Esse bondes abriram caminho para o grupo “Os Hawaianos”, que se tornaria o principal grupo de dança no funk e referência para diversos MCs – como o MC 2K, por exemplo, que confessou ao Portal KondZilla que tinha o sonho de ser dançarino, graças ao grupo carioca. Mesclando passinhos complexos e danças que arrastavam multidões, “Os Hawaianos” marcaram presença não só no Rio de Janeiro, como no movimento de um modo geral.
“Nós brincávamos de dançar nos bailes da Cidade de Deus e, certo dia, decidimos levar a coisa mais a sério. Lá em meados de 2004, fizemos as músicas “Vem Quicando” e “Dança do Bonequinho”, que viraram febre na comunidade. Depois disso, fomos convidados para um programa da Globo e fizemos turnê pela Europa. São coisas que dão orgulho”, conta Yuri, um dos fundadores do grupo e único remanescente.

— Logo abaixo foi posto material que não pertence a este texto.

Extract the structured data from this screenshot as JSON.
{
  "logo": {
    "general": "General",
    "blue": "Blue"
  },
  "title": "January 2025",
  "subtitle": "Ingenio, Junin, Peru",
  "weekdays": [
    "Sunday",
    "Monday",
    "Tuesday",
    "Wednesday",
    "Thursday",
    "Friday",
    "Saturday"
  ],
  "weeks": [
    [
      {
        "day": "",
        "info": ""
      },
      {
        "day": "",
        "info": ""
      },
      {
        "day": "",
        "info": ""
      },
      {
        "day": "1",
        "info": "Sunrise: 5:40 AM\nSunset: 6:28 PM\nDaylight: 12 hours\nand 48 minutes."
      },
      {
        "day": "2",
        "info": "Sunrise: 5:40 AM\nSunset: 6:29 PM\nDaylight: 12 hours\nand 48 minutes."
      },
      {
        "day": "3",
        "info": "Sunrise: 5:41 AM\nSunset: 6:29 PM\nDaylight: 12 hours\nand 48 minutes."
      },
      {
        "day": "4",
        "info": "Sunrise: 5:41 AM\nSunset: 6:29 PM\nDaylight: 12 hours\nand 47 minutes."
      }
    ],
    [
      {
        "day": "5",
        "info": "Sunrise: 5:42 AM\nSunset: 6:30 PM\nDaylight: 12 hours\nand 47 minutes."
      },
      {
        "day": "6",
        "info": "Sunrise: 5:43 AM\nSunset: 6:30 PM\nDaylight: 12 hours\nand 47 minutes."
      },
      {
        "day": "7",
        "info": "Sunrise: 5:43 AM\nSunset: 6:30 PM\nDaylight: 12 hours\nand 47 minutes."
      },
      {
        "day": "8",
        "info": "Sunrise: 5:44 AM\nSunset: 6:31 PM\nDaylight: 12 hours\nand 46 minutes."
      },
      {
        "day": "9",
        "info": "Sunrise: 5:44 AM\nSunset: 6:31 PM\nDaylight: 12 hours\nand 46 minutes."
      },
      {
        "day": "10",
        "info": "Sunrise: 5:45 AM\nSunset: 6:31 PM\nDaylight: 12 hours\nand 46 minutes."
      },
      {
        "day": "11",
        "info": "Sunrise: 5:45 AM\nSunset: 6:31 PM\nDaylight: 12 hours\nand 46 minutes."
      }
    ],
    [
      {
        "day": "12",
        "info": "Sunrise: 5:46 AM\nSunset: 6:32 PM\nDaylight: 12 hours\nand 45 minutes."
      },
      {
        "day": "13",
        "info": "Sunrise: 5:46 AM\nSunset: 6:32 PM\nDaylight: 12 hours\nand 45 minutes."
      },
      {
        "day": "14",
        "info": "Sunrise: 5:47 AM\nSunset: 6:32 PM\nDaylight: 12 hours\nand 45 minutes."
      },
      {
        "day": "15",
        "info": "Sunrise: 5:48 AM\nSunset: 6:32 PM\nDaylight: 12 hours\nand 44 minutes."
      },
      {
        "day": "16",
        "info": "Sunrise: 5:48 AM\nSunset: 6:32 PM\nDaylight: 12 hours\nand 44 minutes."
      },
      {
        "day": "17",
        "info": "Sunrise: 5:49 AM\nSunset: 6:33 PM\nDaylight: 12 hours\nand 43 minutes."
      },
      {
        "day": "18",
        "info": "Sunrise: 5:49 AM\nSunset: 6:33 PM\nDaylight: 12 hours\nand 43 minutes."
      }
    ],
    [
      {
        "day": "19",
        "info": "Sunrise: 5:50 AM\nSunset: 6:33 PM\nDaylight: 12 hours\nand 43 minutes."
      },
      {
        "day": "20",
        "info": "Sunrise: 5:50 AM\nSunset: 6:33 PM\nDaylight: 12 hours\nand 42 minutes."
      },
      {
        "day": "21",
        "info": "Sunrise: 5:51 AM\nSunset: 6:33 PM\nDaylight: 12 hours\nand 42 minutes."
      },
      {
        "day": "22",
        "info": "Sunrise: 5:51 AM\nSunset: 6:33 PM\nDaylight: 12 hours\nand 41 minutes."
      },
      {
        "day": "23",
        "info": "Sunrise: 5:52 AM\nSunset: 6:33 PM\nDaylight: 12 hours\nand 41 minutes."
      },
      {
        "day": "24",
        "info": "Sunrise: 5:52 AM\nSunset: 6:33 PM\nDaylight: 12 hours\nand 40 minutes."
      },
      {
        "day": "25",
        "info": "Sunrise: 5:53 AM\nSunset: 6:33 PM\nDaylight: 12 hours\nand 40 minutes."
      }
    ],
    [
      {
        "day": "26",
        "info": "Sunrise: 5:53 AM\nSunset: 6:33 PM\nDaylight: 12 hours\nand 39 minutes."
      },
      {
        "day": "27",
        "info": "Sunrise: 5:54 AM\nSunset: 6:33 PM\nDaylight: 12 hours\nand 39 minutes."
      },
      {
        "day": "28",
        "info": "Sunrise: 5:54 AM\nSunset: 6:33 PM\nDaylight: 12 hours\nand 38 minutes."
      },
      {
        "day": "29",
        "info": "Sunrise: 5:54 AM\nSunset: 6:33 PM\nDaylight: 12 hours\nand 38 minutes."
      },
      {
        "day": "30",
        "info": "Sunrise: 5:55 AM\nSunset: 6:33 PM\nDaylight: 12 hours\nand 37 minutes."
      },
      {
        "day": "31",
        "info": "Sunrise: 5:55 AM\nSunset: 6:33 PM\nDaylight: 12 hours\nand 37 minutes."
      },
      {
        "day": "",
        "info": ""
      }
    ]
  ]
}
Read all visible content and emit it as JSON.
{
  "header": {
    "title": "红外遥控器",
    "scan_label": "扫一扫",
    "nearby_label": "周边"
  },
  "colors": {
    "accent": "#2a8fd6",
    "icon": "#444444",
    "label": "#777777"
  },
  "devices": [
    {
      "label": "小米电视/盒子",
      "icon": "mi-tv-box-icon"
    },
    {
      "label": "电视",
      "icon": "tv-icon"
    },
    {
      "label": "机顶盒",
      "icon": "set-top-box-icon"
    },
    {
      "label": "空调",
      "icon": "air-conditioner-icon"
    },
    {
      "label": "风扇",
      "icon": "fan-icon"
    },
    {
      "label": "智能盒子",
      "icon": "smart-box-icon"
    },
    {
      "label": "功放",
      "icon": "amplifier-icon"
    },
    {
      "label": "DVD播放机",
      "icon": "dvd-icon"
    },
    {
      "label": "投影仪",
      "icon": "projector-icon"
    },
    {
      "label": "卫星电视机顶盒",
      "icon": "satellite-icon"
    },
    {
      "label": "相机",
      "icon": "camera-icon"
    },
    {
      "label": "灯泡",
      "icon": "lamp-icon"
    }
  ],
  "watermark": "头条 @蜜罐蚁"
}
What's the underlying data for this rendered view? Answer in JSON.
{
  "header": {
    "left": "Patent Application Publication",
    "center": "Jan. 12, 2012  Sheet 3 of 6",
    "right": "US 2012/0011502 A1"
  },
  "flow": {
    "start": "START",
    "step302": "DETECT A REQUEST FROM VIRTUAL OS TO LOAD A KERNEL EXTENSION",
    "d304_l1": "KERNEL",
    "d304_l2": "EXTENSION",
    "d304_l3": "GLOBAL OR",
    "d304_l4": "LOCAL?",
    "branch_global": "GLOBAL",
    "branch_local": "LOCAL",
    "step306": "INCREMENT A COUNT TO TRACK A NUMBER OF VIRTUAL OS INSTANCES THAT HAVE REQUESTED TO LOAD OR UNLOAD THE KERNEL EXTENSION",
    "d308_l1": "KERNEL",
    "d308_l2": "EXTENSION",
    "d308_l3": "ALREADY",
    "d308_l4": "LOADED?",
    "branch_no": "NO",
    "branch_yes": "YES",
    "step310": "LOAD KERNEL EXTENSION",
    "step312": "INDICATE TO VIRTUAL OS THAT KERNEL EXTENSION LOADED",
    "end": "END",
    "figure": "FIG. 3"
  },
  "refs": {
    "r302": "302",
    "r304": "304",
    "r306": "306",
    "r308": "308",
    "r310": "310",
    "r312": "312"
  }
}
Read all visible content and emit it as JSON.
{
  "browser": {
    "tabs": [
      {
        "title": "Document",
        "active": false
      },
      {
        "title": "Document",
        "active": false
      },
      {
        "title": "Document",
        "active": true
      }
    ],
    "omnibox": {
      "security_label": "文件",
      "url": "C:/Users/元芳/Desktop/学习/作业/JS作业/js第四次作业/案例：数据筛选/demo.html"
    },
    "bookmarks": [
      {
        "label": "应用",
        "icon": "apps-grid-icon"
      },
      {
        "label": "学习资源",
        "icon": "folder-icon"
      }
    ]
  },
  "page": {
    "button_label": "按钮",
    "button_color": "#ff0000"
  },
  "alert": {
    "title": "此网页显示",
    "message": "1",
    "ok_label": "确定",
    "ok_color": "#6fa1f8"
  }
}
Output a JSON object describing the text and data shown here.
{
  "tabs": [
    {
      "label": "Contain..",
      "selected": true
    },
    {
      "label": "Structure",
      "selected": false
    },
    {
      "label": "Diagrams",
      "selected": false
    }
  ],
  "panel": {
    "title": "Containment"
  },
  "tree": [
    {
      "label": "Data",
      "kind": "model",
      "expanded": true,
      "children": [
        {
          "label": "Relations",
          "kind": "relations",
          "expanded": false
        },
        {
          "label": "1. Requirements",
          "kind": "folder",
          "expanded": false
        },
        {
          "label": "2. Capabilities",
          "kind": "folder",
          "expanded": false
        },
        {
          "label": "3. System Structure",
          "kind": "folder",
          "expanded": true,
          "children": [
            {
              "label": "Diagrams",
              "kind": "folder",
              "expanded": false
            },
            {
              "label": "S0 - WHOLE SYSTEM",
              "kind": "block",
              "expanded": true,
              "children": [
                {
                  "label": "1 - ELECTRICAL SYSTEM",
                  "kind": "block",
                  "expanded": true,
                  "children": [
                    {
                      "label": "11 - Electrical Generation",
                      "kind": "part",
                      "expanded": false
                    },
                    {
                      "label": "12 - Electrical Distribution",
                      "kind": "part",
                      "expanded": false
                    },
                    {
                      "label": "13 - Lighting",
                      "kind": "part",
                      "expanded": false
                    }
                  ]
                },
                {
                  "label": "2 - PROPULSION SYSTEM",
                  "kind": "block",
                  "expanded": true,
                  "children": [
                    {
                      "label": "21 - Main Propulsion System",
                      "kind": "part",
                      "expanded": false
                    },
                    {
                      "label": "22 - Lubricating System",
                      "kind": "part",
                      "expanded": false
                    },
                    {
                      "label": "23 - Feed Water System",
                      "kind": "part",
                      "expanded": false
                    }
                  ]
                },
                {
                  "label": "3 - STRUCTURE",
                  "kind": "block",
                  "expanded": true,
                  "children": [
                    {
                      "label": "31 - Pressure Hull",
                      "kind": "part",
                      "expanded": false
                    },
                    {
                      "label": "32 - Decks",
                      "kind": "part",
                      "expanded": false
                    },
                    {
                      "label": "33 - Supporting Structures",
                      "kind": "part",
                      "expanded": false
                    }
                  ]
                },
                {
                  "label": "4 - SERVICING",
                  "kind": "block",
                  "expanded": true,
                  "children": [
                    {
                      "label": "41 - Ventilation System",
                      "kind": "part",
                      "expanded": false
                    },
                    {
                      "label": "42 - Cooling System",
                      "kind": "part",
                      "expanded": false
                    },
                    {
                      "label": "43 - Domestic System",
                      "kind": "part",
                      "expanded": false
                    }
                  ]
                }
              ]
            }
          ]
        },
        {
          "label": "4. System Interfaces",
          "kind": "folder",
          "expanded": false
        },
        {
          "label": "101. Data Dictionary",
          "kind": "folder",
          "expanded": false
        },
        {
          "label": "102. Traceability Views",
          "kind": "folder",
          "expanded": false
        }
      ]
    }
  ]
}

A febre do passinho dominava o Brasil, ganhando no Rio de Janeiro o apelido de “passinho foda”. Montagens dançantes, muitas vezes sem letra, apenas com aquele ponto embrazado que faziam que desde crianças (até o tiozão) dançassem livremente, sem precisar seguir uma regra ou coreografia – diferente do que acontecia nos bailes dos anos 80. Agora era só mexer o corpo da forma que você quisesse. O sucesso do passinho era tão grande, que foram criadas competições de passinho por todo o Rio de Janeiro.
No final dos anos 2000, o funk começava a chegar com força na capital São Paulo, ganhando características próprias. Antes importado do próprio Rio de Janeiro e da Baixada Santista, o funk paulistano assimilou o movimento e criou uma cara própria, a cara da ostentação.
Ficou difícil dançar com letras falando de carros, dinheiro, mulher e uma batida mais retraída. Porém, São Paulo precisava de uma identidade na dança e, graças ao intercâmbio com o Rio de Janeiro, essa identidade veio com o passinho do romano, lá em meados de 2012. Um dos destaques desse movimento é o Fezinho Patatty (já falamos dele aqui).
“No que toca às conexões entre passinho do romano e passinho foda, penso que elas podem ser vistas não somente nos movimentos corporais, mas sobretudo em um estilo englobante, que cativa os jovens que o criaram. Em ambas as danças vemos o elemento de deboche, de ironia e mais ainda de jocosidade, de querer provocar o riso”. Essa fala é da sociólogo e antropóloga da Universidade Federal do Rio de Janeiro (UFRJ) Mylene Mizrahi, que já produziu trabalhos premiados sobre funk e suas relações com a dança.
E como a evolução da dança no mundo do funk é quase diária, já temos o novo passinho do momento: o paulistano ‘Passinho dos Malocas’. Mais fácil do que seu “primo” – o Passinho do Romano – , a nova dança do momento é focada no deslocamento dos ombros e exige pouco molejo, o que ajuda a galera mais durona.
“O que ocorre é que a dança funk, assim como o próprio funk, resulta de apropriações sucessivas, de leituras e releituras como se cada inovação fizesse um comentário sobre aquilo sobre o que se inova. Ou seja, essas inovações produzem o novo, sem contudo produzir uma ruptura com o passado”, completa Mizrahi.
Muita gente já sabe que o funk é uma verdadeira ‘roda gigante’, e as mudanças são quase diárias. E a dança, como um dos elementos do ritmo, não seria diferente. Agora fica a dúvida: qual será a próxima dança do momento?